Phin soltó una carcajada.

–Estoy impresionado. Evidentemente, no tengo que contarte nada sobre mí… aunque debería decir que Jewel no es mi novia. Hemos salido unas cuantas veces, nada más. No hay ninguna relación, digan lo que digan las revistas.

–Se lo contaré a Anne y se llevará un alegrón. Suele fantasear contigo, aunque tiene novio.

–¿Y con qué fantaseas tú, Summer?

Ah, mis fantasías. Siempre eran las mismas: Jonathan se daba cuenta de que había cometido un terrible error y decía que me quería. Jonathan me pedía que me casara con él y nos comprábamos una casa juntos. Como los precios en Londres son prohibitivos seguramente tendríamos que comprarla en las afueras, aunque incluso juntando nuestros ahorros tendríamos suerte de encontrar un pareado. Pero no me importaría. No necesitaba nada lujoso, sólo quería estar con Jonathan.

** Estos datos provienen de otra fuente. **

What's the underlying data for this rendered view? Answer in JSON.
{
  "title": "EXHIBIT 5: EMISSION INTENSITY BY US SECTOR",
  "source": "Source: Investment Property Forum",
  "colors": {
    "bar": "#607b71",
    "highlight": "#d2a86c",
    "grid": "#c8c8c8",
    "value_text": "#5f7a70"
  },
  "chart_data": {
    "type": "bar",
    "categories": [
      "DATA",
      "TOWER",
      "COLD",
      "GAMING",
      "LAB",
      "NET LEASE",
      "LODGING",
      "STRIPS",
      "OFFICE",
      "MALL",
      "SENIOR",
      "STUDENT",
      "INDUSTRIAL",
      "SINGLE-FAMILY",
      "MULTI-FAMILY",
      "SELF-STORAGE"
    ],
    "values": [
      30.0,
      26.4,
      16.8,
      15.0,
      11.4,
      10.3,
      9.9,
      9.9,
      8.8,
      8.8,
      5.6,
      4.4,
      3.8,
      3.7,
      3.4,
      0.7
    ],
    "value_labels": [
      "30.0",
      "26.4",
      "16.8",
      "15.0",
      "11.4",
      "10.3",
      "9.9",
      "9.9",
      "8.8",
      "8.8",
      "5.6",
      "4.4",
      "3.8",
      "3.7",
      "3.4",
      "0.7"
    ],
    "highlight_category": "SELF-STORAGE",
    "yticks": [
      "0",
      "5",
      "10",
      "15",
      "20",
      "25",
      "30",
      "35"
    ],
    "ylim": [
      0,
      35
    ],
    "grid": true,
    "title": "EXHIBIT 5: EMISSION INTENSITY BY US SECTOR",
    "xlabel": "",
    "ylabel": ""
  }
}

Sé que un pareado en las afueras no es precisamente un gran sueño para nadie, pero era el sueño que me había ayudado a seguir adelante desde las navidades, cuando Jonathan me dijo que «necesitaba espacio». Según él, era mejor que no nos viéramos más fuera de la oficina. Como soy muy sensata, sabía que lo entendería.

¿Y qué podía decir yo, aparte de que lo entendía? Pero vivía para verlo de vez en cuando por los pasillos y con la esperanza de que cambiase de opinión.

Phin estaba mirándome con una ceja levantada y tuve la sensación de que esos ojos azules podían ver mucho más de lo que deberían. Y más de lo que yo quería contarle.